A new report released by PEN America documents a rise in laws that are designed to intimidate educators and librarians. The aim of these laws is to promote self-censoring. Rather than making headlines for banning books, those who wish to promote certain ideologies by limiting students’ access to books are using intimidation tactics. Their objective is to evoke fear that prompts educators and librarians to disregard topics and materials that might cause controversy. 

Educational Intimidation Thumbnail PEN America

What are intimidation laws?

According to, “Educational intimidation bills are part of the broader, ongoing ‘Ed Scare’—a nationwide effort documented by PEN America to foment anger and anxiety about public education; to restrict or prohibit instruction about race, sexuality, and gender; and to ban books that address these topics.”

In a report titled Educational Intimidation: How “Parental Rights” Legislation Undermines the Freedom to Learn, the organization examines the rise of educational intimidation bills, “a category of legislation that has the effect of prompting self-censorship in schools through indirect mechanisms, rather than direct edicts.” While PEN America has documented some intimidation bills affecting higher education, the majority of these laws target K-12 educators.

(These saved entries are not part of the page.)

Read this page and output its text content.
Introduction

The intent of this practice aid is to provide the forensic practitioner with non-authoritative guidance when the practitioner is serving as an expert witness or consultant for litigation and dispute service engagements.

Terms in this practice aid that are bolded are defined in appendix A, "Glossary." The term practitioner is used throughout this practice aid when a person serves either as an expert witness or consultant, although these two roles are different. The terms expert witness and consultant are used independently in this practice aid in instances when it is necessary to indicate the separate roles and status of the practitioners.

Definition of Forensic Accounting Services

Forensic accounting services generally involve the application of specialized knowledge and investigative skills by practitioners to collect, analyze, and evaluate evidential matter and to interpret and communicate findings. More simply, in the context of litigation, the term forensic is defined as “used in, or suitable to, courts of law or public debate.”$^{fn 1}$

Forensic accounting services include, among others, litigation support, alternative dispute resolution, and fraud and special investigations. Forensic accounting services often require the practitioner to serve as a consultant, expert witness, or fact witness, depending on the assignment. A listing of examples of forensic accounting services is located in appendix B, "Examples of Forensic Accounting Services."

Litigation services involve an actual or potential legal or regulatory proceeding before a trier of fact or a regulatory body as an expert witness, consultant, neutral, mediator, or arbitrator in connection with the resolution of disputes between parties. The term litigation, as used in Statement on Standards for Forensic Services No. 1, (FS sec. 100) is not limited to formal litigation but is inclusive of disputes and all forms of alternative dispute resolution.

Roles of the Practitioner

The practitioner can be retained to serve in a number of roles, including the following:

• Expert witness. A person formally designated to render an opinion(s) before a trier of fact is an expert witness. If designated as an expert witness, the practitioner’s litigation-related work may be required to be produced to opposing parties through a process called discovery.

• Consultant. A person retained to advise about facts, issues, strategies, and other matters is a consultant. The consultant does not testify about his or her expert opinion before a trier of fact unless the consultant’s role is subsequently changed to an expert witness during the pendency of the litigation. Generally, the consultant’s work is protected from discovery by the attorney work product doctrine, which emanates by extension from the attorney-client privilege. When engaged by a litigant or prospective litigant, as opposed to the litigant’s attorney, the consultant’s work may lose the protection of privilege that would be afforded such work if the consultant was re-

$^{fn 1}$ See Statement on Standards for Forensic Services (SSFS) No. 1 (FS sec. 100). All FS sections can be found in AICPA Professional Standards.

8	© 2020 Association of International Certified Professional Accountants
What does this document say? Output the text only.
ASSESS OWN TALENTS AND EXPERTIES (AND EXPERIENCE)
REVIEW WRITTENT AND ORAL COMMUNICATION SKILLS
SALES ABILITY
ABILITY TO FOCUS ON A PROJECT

In its Index of Educational Intimidation Bills, PEN America identifies nearly 400 such bills that have been introduced in state legislatures between January 2021 and June 2023, and they have categorized bills by their intent. These bills generate fear, intimidation, or insurmountable obstacles in the following ways:

  • Requiring teachers to post all instructional or professional development materials on public websites so that citizens can easily access these materials and issue objections  
  • Restricting students’ access to school libraries or empowering individual parents to gain control over which materials are allowed in school libraries
  • Inviting parents to opt students into or out of certain content, greatly complicating school schedules and creating individually designed curricula that tears away at the unifying fabric of public school environments
  • Expanding the definition of obscenity beyond its existing legal definition, and threatening educators and librarians with criminal penalties for violations
  • Requiring teachers to monitor and report students’ gender expression

Many laws are making it easier for a single parent to disrupt the educational opportunities afforded to all students. From telephone tip lines to the filing of anonymous complaints, individual parents are being given increasing control over the professional decisions of educators and librarians. 

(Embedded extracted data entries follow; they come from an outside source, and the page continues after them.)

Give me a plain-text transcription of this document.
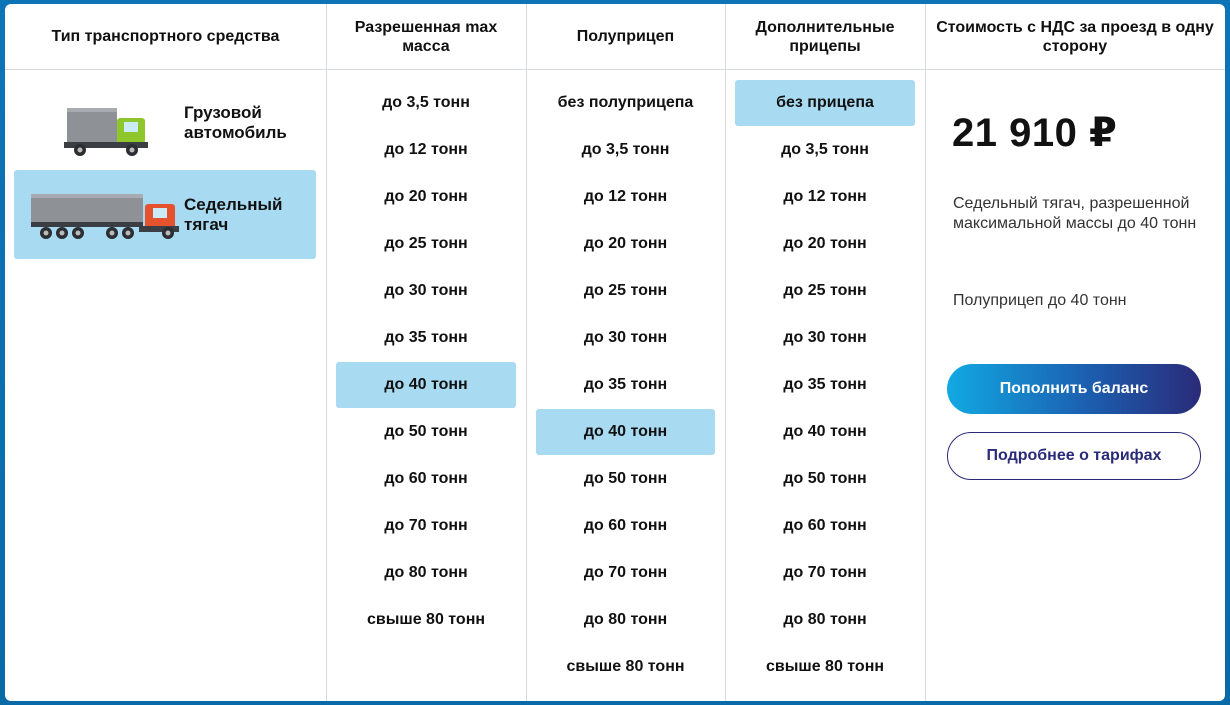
Тип транспортного средства
Грузовой
автомобиль
Седельный
тягач
Разрешенная max масса
до 3,5 тонн
до 12 тонн
до 20 тонн
до 25 тонн
до 30 тонн
до 35 тонн
до 40 тонн
до 50 тонн
до 60 тонн
до 70 тонн
до 80 тонн
свыше 80 тонн
Полуприцеп
без полуприцепа
до 3,5 тонн
до 12 тонн
до 20 тонн
до 25 тонн
до 30 тонн
до 35 тонн
до 40 тонн
до 50 тонн
до 60 тонн
до 70 тонн
до 80 тонн
свыше 80 тонн
Дополнительные прицепы
без прицепа
до 3,5 тонн
до 12 тонн
до 20 тонн
до 25 тонн
до 30 тонн
до 35 тонн
до 40 тонн
до 50 тонн
до 60 тонн
до 70 тонн
до 80 тонн
свыше 80 тонн
Стоимость с НДС за проезд в одну сторону
21 910 ₽
Седельный тягач, разрешенной максимальной массы до 40 тонн
Полуприцеп до 40 тонн
Пополнить баланс
Подробнее о тарифах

How are these laws affecting teachers and librarians?

In an article titled “New Intimidation Laws Lead to Classroom Censorship,” PEN America’s editorial director, Lisa Tolin, provides specific examples of teachers and librarians who have lost professional autonomy over curriculum and reading material based on intimidation. 

For example, an art teacher in Tennessee removed major figures from her teaching of art history because of laws that prohibit the teaching of concepts related to race or sex. She was merely introducing the artists and their work to her students, but because of the personal lifestyles of these artists, she knew she would face opposition. This teacher also noted the elimination of Black History Month observances and reported that third graders who have traditionally taken a field trip to a civil rights museum are now going to a baseball game instead.

There’s the case of a Virginia librarian who was subjected to a library inspection and received challenges that originated from a Moms for Liberty list. A teacher in Georgia was fired after reading My Shadow is Purple, a book that was available at the school book fair and was requested by her students.

In addition to legal actions, teachers and librarians also face personal harassment for defending students’ right to read. An Oklahoma teacher who informed her students about Brooklyn Public Library’s Books Unbanned program was removed from the classroom, but that was only the beginning. She was harassed online with graphic suggestions of violence, imprisonment, and even execution. 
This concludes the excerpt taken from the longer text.